Back in the glory days of Dick Clark's "American Bandstand," the running joke about the show's rate a record segment was that the "judges" would sum up most any new song by saying that it had a good beat and one could dance to it. Other than such momentary critics being unable to come up with any sort of constructive criticism, such fallback comments were used as a way of finding something good to say about the effort.
The same will likely apply to "The Fighting Temptations," a music-filled fish out of water comedy. While the choir-based music is more likely to inspire church-like movements rather than traditional dancing, it's quite entertaining in a toe-tapping sort of way.
It's also the best thing the film has to offer. As penned by Elizabeth Hunter and Saladin K. Patterson (both making their debut) and helmed by Jonathan Lynn ("The Whole Nine Yards," "My Cousin Vinny"), it comes off as a mediocre cross of elements resembling and/or lifted from "Doc Hollywood," "Sister Act," "The Commitments" and a host of other films. While viewers will likely recognize the material from those previous efforts, they probably won't think that the filmmakers have improved upon or stirred them into any sort of satisfying concoction.

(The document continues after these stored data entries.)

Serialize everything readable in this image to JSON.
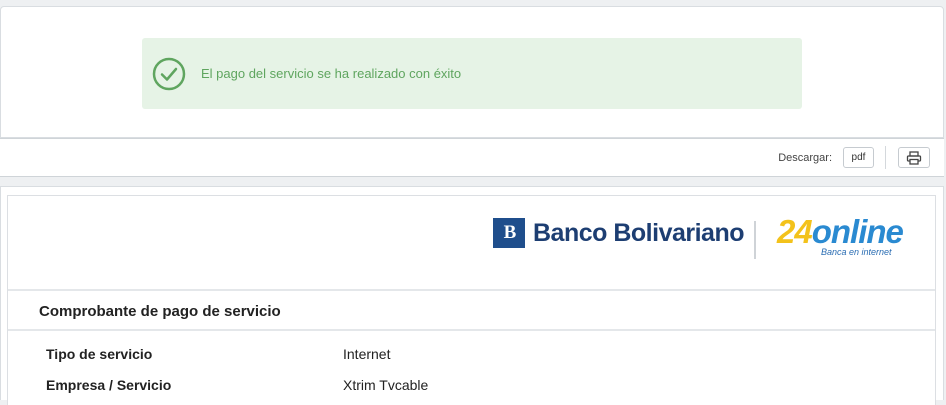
{
  "alert": {
    "message": "El pago del servicio se ha realizado con éxito",
    "icon": "check-circle-icon",
    "color": "#5fa55f",
    "background": "#e6f3e6"
  },
  "toolbar": {
    "download_label": "Descargar:",
    "pdf_label": "pdf",
    "print_icon": "printer-icon"
  },
  "logos": {
    "bank_mark": "B",
    "bank_name": "Banco Bolivariano",
    "online_number": "24",
    "online_word": "online",
    "online_tagline": "Banca en internet"
  },
  "receipt": {
    "title": "Comprobante de pago de servicio",
    "rows": [
      {
        "label": "Tipo de servicio",
        "value": "Internet"
      },
      {
        "label": "Empresa / Servicio",
        "value": "Xtrim Tvcable"
      }
    ]
  }
}
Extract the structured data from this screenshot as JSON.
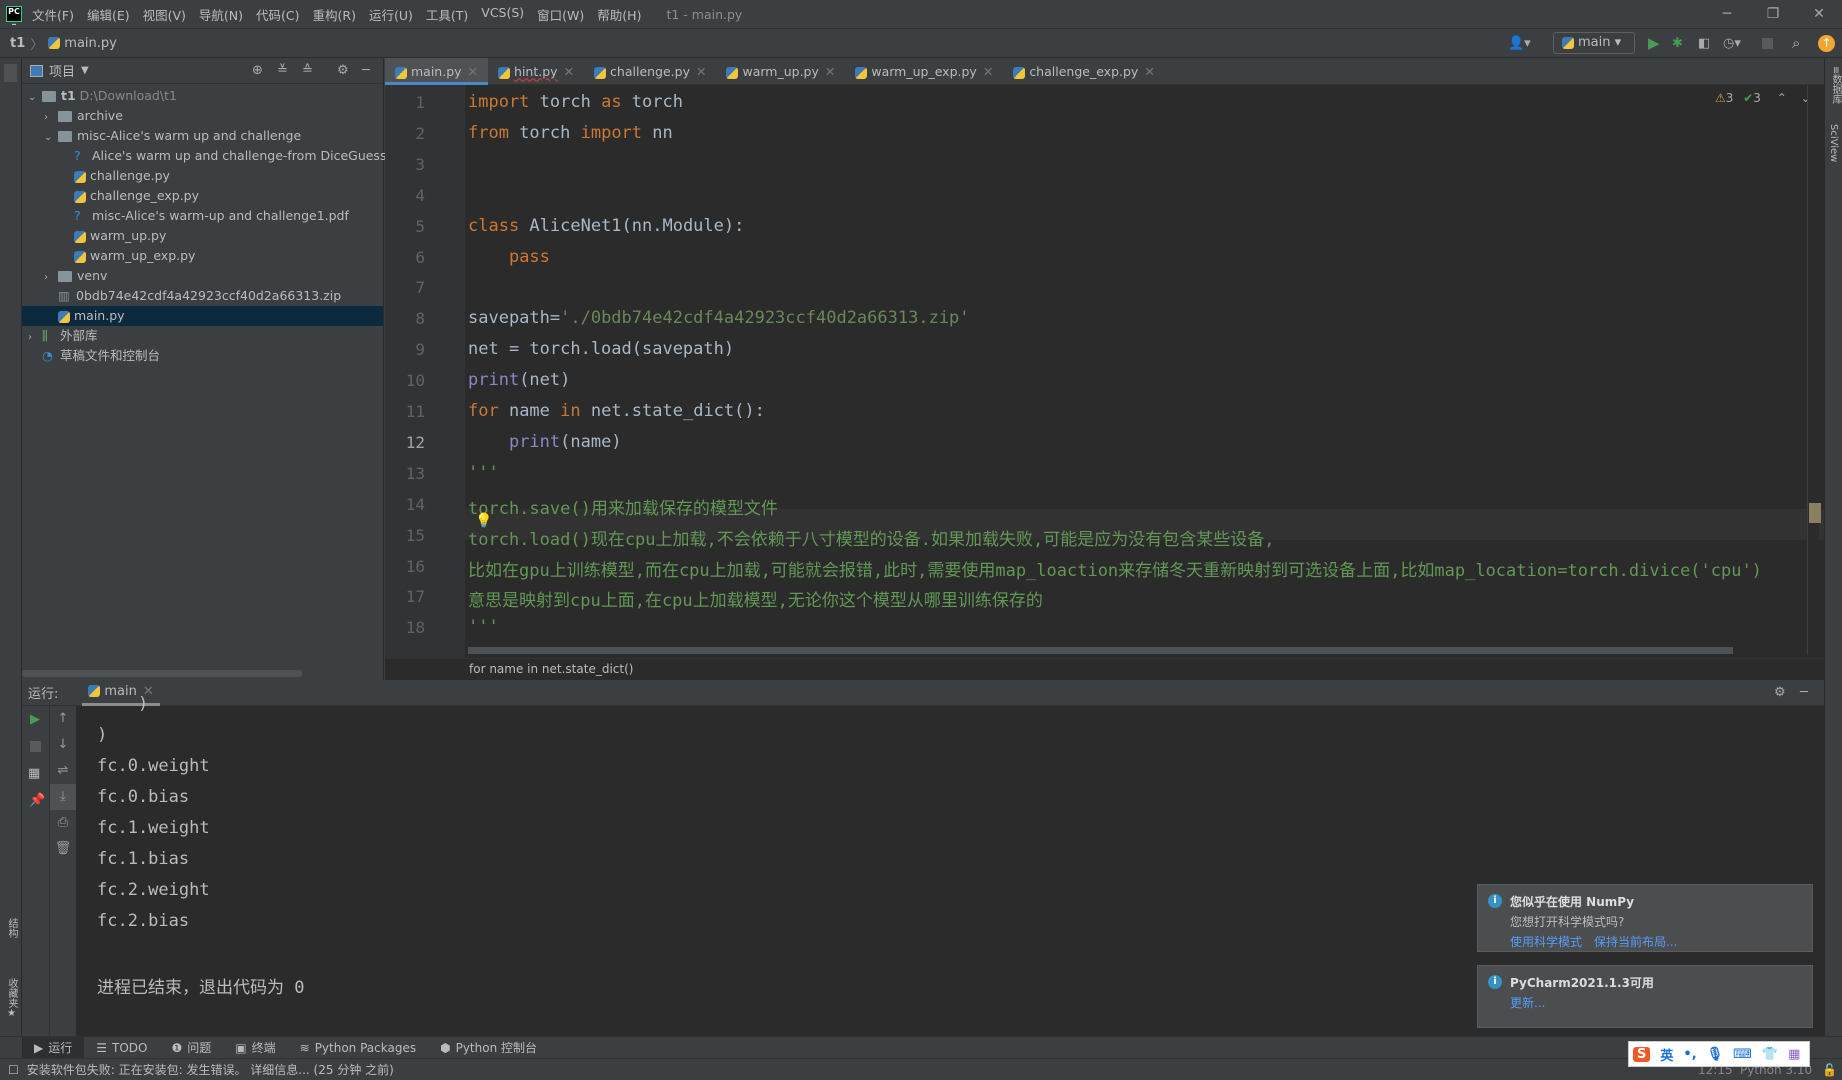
{
  "menubar": {
    "logo": "PC",
    "items": [
      "文件(F)",
      "编辑(E)",
      "视图(V)",
      "导航(N)",
      "代码(C)",
      "重构(R)",
      "运行(U)",
      "工具(T)",
      "VCS(S)",
      "窗口(W)",
      "帮助(H)"
    ],
    "title": "t1 - main.py"
  },
  "navbar": {
    "project": "t1",
    "file": "main.py",
    "run_config": "main"
  },
  "project_panel": {
    "title": "项目",
    "root": "t1",
    "root_path": "D:\\Download\\t1",
    "items": [
      {
        "label": "archive",
        "depth": 1,
        "type": "folder",
        "arrow": "›"
      },
      {
        "label": "misc-Alice's warm up and challenge",
        "depth": 1,
        "type": "folder",
        "arrow": "⌄"
      },
      {
        "label": "Alice's warm up and challenge-from DiceGuesser",
        "depth": 2,
        "type": "unknown"
      },
      {
        "label": "challenge.py",
        "depth": 2,
        "type": "py"
      },
      {
        "label": "challenge_exp.py",
        "depth": 2,
        "type": "py"
      },
      {
        "label": "misc-Alice's warm-up and challenge1.pdf",
        "depth": 2,
        "type": "unknown"
      },
      {
        "label": "warm_up.py",
        "depth": 2,
        "type": "py"
      },
      {
        "label": "warm_up_exp.py",
        "depth": 2,
        "type": "py"
      },
      {
        "label": "venv",
        "depth": 1,
        "type": "folder",
        "arrow": "›"
      },
      {
        "label": "0bdb74e42cdf4a42923ccf40d2a66313.zip",
        "depth": 1,
        "type": "zip"
      },
      {
        "label": "main.py",
        "depth": 1,
        "type": "py",
        "selected": true
      },
      {
        "label": "外部库",
        "depth": 0,
        "type": "lib",
        "arrow": "›"
      },
      {
        "label": "草稿文件和控制台",
        "depth": 0,
        "type": "scratch"
      }
    ]
  },
  "tabs": [
    {
      "label": "main.py",
      "active": true
    },
    {
      "label": "hint.py"
    },
    {
      "label": "challenge.py"
    },
    {
      "label": "warm_up.py"
    },
    {
      "label": "warm_up_exp.py"
    },
    {
      "label": "challenge_exp.py"
    }
  ],
  "inspections": {
    "warnings": "3",
    "typos": "3"
  },
  "code": {
    "current_line": 12,
    "lines": [
      [
        [
          "kw",
          "import "
        ],
        [
          "tx",
          "torch "
        ],
        [
          "kw",
          "as "
        ],
        [
          "tx",
          "torch"
        ]
      ],
      [
        [
          "kw",
          "from "
        ],
        [
          "tx",
          "torch "
        ],
        [
          "kw",
          "import "
        ],
        [
          "tx",
          "nn"
        ]
      ],
      [],
      [],
      [
        [
          "kw",
          "class "
        ],
        [
          "tx",
          "AliceNet1(nn.Module):"
        ]
      ],
      [
        [
          "tx",
          "    "
        ],
        [
          "kw",
          "pass"
        ]
      ],
      [],
      [
        [
          "tx",
          "savepath="
        ],
        [
          "str",
          "'./0bdb74e42cdf4a42923ccf40d2a66313.zip'"
        ]
      ],
      [
        [
          "tx",
          "net = torch.load(savepath)"
        ]
      ],
      [
        [
          "bi",
          "print"
        ],
        [
          "tx",
          "(net)"
        ]
      ],
      [
        [
          "kw",
          "for "
        ],
        [
          "tx",
          "name "
        ],
        [
          "kw",
          "in "
        ],
        [
          "tx",
          "net.state_dict():"
        ]
      ],
      [
        [
          "tx",
          "    "
        ],
        [
          "bi",
          "print"
        ],
        [
          "tx",
          "(name)"
        ]
      ],
      [
        [
          "doc",
          "'''"
        ]
      ],
      [
        [
          "doc",
          "torch.save()用来加载保存的模型文件"
        ]
      ],
      [
        [
          "doc",
          "torch.load()现在cpu上加载,不会依赖于八寸模型的设备.如果加载失败,可能是应为没有包含某些设备,"
        ]
      ],
      [
        [
          "doc",
          "比如在gpu上训练模型,而在cpu上加载,可能就会报错,此时,需要使用map_loaction来存储冬天重新映射到可选设备上面,比如map_location=torch.divice('cpu')"
        ]
      ],
      [
        [
          "doc",
          "意思是映射到cpu上面,在cpu上加载模型,无论你这个模型从哪里训练保存的"
        ]
      ],
      [
        [
          "doc",
          "'''"
        ]
      ]
    ]
  },
  "editor_breadcrumb": "for name in net.state_dict()",
  "run_panel": {
    "label": "运行:",
    "tab": "main",
    "output": [
      "    )",
      ")",
      "fc.0.weight",
      "fc.0.bias",
      "fc.1.weight",
      "fc.1.bias",
      "fc.2.weight",
      "fc.2.bias",
      "",
      "进程已结束，退出代码为 0"
    ]
  },
  "notifications": [
    {
      "title": "您似乎在使用 NumPy",
      "body": "您想打开科学模式吗?",
      "links": [
        "使用科学模式",
        "保持当前布局..."
      ]
    },
    {
      "title": "PyCharm2021.1.3可用",
      "links": [
        "更新..."
      ]
    }
  ],
  "bottom_tools": [
    "运行",
    "TODO",
    "问题",
    "终端",
    "Python Packages",
    "Python 控制台"
  ],
  "status": {
    "message": "安装软件包失败: 正在安装包: 发生错误。 详细信息... (25 分钟 之前)",
    "position": "12:15",
    "interpreter": "Python 3.10"
  },
  "ime": {
    "label": "英"
  },
  "colors": {
    "keyword": "#cc7832",
    "string": "#6a8759",
    "builtin": "#8888c6",
    "docstring": "#629755",
    "selection": "#0d293e",
    "accent": "#4a88c7"
  }
}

Like "Doc Hollywood," the story involves a big city guy stuck in what he assumes is a backwoods, hick town (that just so happens to be his hometown). To get his inheritance from his aunt's estate, he must take over the choir (that's where the "Sister Act" part comes in), resulting in the obligatory montage of auditions, practicing and such (just like "The Commitments" and a slew of other "get the band together" films). The filmmakers fashion everything in sitcom-style trappings and there's never any doubt about how things will play out, especially if you've seen the previously mentioned Michael J. Fox film.
Starting off as more of a light drama and then segueing into a comedy - and an often goofy one at that - the film does offer some decent laughs now and then. There's some slight satire on the ad industry - in which the protagonist works - but not enough to make it as scathing or humorous as it might have been.
Overall, the plot is rather simple, straightforward and really just a skeleton upon which to hang all of the music and related numbers. In an offhand way, that's a good thing since such moments are the highlight of the film. Real-life performers such as The O'Jays, Faith Evans, T-Bone, Angie Stone, Melba Moore and others sing their way through various songs. They don't do so in the form of a traditional musical, but rather in various performances within the film, and some of them are infectiously entertaining.
Beyoncé Knowles ("Austin Powers in Goldmember") joins them and is rather good, both in song - including a sexy version of Peggy Lee's "Fever" - and playing the single mom who falls for her former childhood friend. He's played by Cuba Gooding, Jr. ("Boat Trip," "Snow Dogs") doing his normal, wide-eyed and exasperated comedy mugging that's dominated his comedies of late. Unfortunately, he's the weak link in the film, which is obviously a big problem since he's the star embodying the central character.
The likes of Mike Epps ("Friday After Next," "All About the Benjamins"), LaTanya Richardson ("U.S. Marshals," "Losing Isaiah"), Wendell Pierce ("Brown Sugar," Bulworth") and Steve Harvey (TV's "The Steve Harvey Show") are generally okay in their respective supporting roles. All of them, however, could have benefited from tighter and more imaginative writing.
The same holds true for the overall plot that's simply too close of a replica of other films, or parts thereof, to feel as fresh as it should. If not for the entertaining and enjoying musical numbers, this would be a flat, mundane and by the numbers comedy. "The Fighting Temptations" rates as a 4 out of 10.